The actress, whose many film credits included "Islands in the Stream" (1977), "Angel" (1984) and "Cry-Baby" (1990), already had played a number of colorful character roles on stage in New York City before being cast in "Fat City," a boxing drama starring Stacy Keach and Jeff Bridges.
Mr. Keach also starred with Ms. Tyrrell in the 1976 film "The Killer Inside Me" in which she played a prostitute who became the victim of Mr. Keach's psychopathic sheriff.
"She always played these sort of battered, sensual, sexy, vulnerable women; sort of a beat-up Marilyn Monroe," he said. "She always had a vulnerability about her that was engaging, and she had a wonderful sense of humor. She was one of a kind."
Ms. Tyrrell's personal life was seemingly as colorful as the characters she played and included being pulled in to Andy Warhol's orbit. Typically, she resisted joining his circle.
"I'm a loner and an outsider," she told The Austin American-Statesman in 2010. "Those things strangle me. For me, there is not strength in numbers."
During the Warhol days, she said, she wasn't into drugs. "But later on in life I found beer and acid. They were my best drugs. And mescaline."

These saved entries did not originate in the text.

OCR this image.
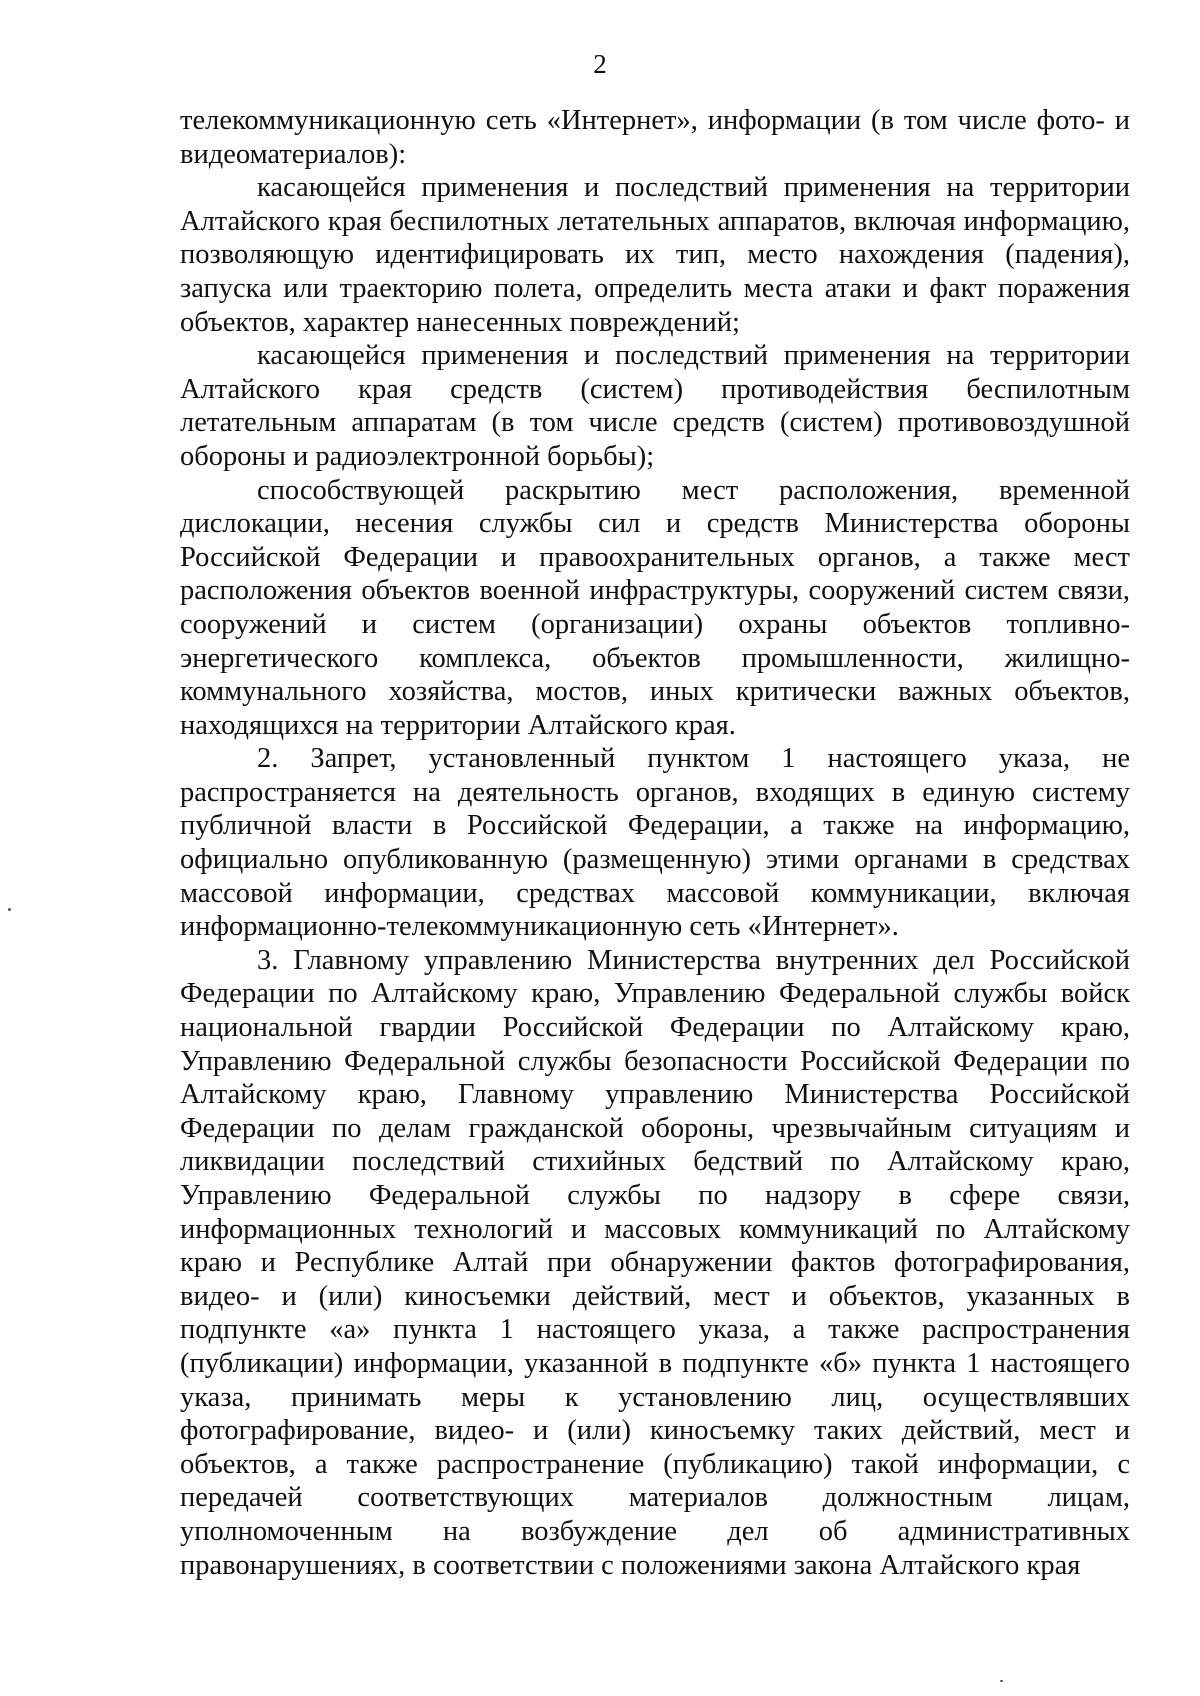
2

телекоммуникационную сеть «Интернет», информации (в том числе фото- и видеоматериалов):

касающейся применения и последствий применения на территории Алтайского края беспилотных летательных аппаратов, включая информацию, позволяющую идентифицировать их тип, место нахождения (падения), запуска или траекторию полета, определить места атаки и факт поражения объектов, характер нанесенных повреждений;

касающейся применения и последствий применения на территории Алтайского края средств (систем) противодействия беспилотным летательным аппаратам (в том числе средств (систем) противовоздушной обороны и радиоэлектронной борьбы);

способствующей раскрытию мест расположения, временной дислокации, несения службы сил и средств Министерства обороны Российской Федерации и правоохранительных органов, а также мест расположения объектов военной инфраструктуры, сооружений систем связи, сооружений и систем (организации) охраны объектов топливно-энергетического комплекса, объектов промышленности, жилищно-коммунального хозяйства, мостов, иных критически важных объектов, находящихся на территории Алтайского края.

2. Запрет, установленный пунктом 1 настоящего указа, не распространяется на деятельность органов, входящих в единую систему публичной власти в Российской Федерации, а также на информацию, официально опубликованную (размещенную) этими органами в средствах массовой информации, средствах массовой коммуникации, включая информационно-телекоммуникационную сеть «Интернет».

3. Главному управлению Министерства внутренних дел Российской Федерации по Алтайскому краю, Управлению Федеральной службы войск национальной гвардии Российской Федерации по Алтайскому краю, Управлению Федеральной службы безопасности Российской Федерации по Алтайскому краю, Главному управлению Министерства Российской Федерации по делам гражданской обороны, чрезвычайным ситуациям и ликвидации последствий стихийных бедствий по Алтайскому краю, Управлению Федеральной службы по надзору в сфере связи, информационных технологий и массовых коммуникаций по Алтайскому краю и Республике Алтай при обнаружении фактов фотографирования, видео- и (или) киносъемки действий, мест и объектов, указанных в подпункте «а» пункта 1 настоящего указа, а также распространения (публикации) информации, указанной в подпункте «б» пункта 1 настоящего указа, принимать меры к установлению лиц, осуществлявших фотографирование, видео- и (или) киносъемку таких действий, мест и объектов, а также распространение (публикацию) такой информации, с передачей соответствующих материалов должностным лицам, уполномоченным на возбуждение дел об административных правонарушениях, в соответствии с положениями закона Алтайского края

She described her acting career as "disappointing, to say the least. I loved Bette Davis, and I felt I was going to be the next Bette Davis. I knew I had it in me to do a dossier of roles. I so wanted it."
One highlight of her life, she repeatedly said, was falling in love with actor Herve Villechaize, who played Tattoo in the TV series "Fantasy Island." They met in the mid-'70s and lived together for two years in a house in Los Angeles' Laurel Canyon.
She was born Susan Jillian Creamer in San Francisco on March 18, 1945, and grew up in New Canaan, Conn.
Ms. Tyrrell contracted a rare chronic blood disorder, essential thrombocythemia, in 2000 and had to have her legs amputated below the knees. Yet she continued to act occasionally.